Júlio Dinis é escritor da literatura
portuguesa de pouca expressão no Brasil. Sabe-se lá o motivo. Em Portugal ele
tem respeito e reconhecimento e busto na praça e nome de rua e recomendações e aplausos.
Meninota conheci, apesar do título
maravilhoso, sem grande empolgação, “As Pupilas do Senhor Reitor” e só. Foi
tudo que soube do tal do Dinis, nascido na cidade do Porto em 1839 e de lá partindo
dessa pra melhor em 1871.
Mas, agora, depois de vencer as quase 500
páginas do romance “A Morgadinha dos Canaviais”, publicado lá em 1868, acabo
por admirá-lo muito. Ele, apesar da época, não faz coro àqueles escritores da
escola ultra-romântica, se aproxima mais e abre portas para os realistas. Ele,
apesar de médico e escritor, sabia observar, criticar e relatar os cenários
políticos com maneiras experientes e particulares. Ele, apesar de tão doente,
não passava amarguras nos textos. Ele, apesar da pouca idade, conhecia muito
dos bons sentimentos e das mesquinharias humanas. Ele, apesar da falta de
registros sobre sua vida amorosa, sabia descrever tão hábil, delicada e
sedutoramente as mulheres.
Não vou contar resumo do livro, porque isso
seria uma simplificação injusta, que acabaria por esconder a beleza da escrita,
a escolha apurada de palavras e os enredos paralelos tão bem calculados e
divididos.
“A Morgadinha dos Canaviais” é um belo
exemplar da literatura portuguesa do século XIX – e olhe que há grandes
concorrentes por aquela época.
Ó que amor:
“Ao cair de uma tarde de dezembro, de sincero
e genuíno dezembro, chuvoso, frio, açoutado do sul e sem contrafeitos sorrisos
de primavera, subiam dois viandantes a encosta de um monte por a estreita e
sinuosa vereda, que pretenciosamente gozava das honras de estrada, a falta de
competidora, em que melhor coubessem.”
“O perfume da saudade é como o de certas
flores, que só se percebe quando de longe o recebemos. Se, iludidos, as
tentamos aspirar de perto, dissipa-se.”
“O cultivo das letras latinas deve-lhe
proporcionar gozos; porque enfim para quem possui instintos de arte, a leitura
dos poetas já é um lenitivo contra as agruras da vida.”

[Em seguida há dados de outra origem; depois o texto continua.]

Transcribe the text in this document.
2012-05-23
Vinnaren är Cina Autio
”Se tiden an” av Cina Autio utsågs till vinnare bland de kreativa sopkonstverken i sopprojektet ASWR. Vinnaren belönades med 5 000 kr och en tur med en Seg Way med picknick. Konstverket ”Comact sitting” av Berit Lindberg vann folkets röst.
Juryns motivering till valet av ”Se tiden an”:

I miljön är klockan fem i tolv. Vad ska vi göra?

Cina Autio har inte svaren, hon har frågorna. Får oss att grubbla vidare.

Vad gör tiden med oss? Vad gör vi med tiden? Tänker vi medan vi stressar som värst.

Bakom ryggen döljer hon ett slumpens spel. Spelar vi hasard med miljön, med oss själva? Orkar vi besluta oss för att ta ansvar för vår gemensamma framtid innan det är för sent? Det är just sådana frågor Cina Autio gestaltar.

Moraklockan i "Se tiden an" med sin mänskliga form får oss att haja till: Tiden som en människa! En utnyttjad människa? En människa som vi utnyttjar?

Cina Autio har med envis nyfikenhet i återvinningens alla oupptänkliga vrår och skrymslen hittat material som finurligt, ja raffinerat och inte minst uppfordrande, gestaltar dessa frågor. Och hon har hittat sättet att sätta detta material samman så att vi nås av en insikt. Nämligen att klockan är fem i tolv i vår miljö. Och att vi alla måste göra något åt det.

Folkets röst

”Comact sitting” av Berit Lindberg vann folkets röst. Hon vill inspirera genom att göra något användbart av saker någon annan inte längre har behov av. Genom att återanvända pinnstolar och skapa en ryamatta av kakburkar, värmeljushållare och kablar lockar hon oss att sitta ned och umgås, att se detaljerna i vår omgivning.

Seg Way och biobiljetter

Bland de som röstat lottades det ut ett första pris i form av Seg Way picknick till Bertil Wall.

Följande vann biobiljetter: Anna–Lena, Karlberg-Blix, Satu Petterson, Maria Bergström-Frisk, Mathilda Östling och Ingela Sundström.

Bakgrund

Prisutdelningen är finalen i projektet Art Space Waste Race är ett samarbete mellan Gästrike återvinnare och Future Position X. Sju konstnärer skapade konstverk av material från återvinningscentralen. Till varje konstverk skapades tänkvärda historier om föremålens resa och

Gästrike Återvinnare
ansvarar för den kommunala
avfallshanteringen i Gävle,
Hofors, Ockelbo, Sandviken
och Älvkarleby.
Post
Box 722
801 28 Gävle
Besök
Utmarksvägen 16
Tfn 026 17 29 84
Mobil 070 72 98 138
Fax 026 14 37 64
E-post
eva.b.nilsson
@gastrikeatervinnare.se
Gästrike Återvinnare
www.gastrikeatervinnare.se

“Não sei como os homens se faziam entender
com aquela endiabrada contradança de palavras, com aquela desafinação que faz
dar volta ao juízo de uma pessoa. Sabe o senhor o que é uma casa desarranjada,
onde ninguém se lembra onde tem as suas coisas quando precisa d'elas e passa o
tempo todo a procurá-las? Pois é o que é o latim. Abre a gente um livro e
põe-se a traduzir e vai dizendo: «As armas, o homem e eu, canto, de Troia, e
primeiro, das praias.»”
“Henrique, deixado só pelo guia
ao chegar ali, foi caminhando vagarosamente por esta avenida, dominado por
a íntima comoção e sentimento quase de temor, que se apodera de nós, em todos
os lugares a que se ligam memórias do passado.”